2. If parents and their adult children happen to be involved with spiritual learning, transformation and helping to make the world a better place, you will get to hang out together and build spiritual bonds, far deeper than the bonds of blood. Kabbalah strengthens blood and spiritual bonds but only if all parties are wise enough to accept this path and the gifts that come with it. The only price of admission is the ego. You need to give it up at the door.
3. Our children are gifts that we do not deserve. Treat them as gifts.
4. We never teach our kids by what we say to them, no matter how wise those words are. Even if its straight out of the Zohar. We do not teach our kids by how we behave towards them. We teach and raise our kids by the amount of ego we give up in our own personal life and the pain we endure for the sake of connecting to the Light. Once we lose enough ego and generate genuine Light, that Light manifests as wonderful children. Some people are not willing to give up their ego for their kids. They achieve tremendous financial success and tragic family failure. If you are willing to give up the ego and endure that pain, you will discover the magic and wonder of your children. And then you can have it all.

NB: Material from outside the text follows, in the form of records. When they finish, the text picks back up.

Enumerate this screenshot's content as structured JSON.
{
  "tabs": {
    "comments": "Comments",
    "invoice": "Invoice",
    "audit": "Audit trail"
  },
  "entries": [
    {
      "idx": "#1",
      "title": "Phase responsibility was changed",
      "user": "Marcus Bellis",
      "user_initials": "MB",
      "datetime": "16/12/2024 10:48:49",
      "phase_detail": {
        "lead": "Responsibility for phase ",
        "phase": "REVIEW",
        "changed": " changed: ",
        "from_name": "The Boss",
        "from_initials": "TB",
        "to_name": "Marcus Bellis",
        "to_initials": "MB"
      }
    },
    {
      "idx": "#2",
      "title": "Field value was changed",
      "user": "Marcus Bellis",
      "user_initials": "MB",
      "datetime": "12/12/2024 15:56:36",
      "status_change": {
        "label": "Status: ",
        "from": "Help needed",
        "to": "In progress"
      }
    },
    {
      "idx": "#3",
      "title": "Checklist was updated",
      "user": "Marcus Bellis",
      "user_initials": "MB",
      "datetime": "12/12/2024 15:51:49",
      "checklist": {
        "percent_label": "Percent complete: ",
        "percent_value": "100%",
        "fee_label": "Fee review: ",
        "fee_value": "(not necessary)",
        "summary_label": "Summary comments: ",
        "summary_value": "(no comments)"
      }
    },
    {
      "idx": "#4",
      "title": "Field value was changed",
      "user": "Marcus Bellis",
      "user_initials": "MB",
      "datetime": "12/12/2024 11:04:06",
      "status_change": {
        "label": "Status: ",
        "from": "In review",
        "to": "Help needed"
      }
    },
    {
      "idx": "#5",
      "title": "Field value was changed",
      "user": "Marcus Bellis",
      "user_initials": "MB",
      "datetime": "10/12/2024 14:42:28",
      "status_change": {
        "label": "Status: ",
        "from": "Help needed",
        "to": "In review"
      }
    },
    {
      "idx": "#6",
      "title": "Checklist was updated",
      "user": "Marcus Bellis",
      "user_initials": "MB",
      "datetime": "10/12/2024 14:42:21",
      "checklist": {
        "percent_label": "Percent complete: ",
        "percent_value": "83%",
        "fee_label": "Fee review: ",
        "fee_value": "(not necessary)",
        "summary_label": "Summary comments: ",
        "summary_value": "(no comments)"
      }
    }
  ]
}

5. If we play with our kids when it’s fun, rewarding and delightful for us, it will be a nice fun time. But nothing more. When play time is over, all will be forgotten. If we play with our kids when we are totally not in the mood, when we dread it because we’re too tired, too cranky or too damn busy, we then inject that moment of play with a blazing ray of Light from the 99%, and it infuses the souls of our children with love. That ray of Light and love will live forever within them and within the bonds between the parent and child. The strength and glow and wattage of Light that shines from a parent-child bond is determined by how much we give when we don’t want to give.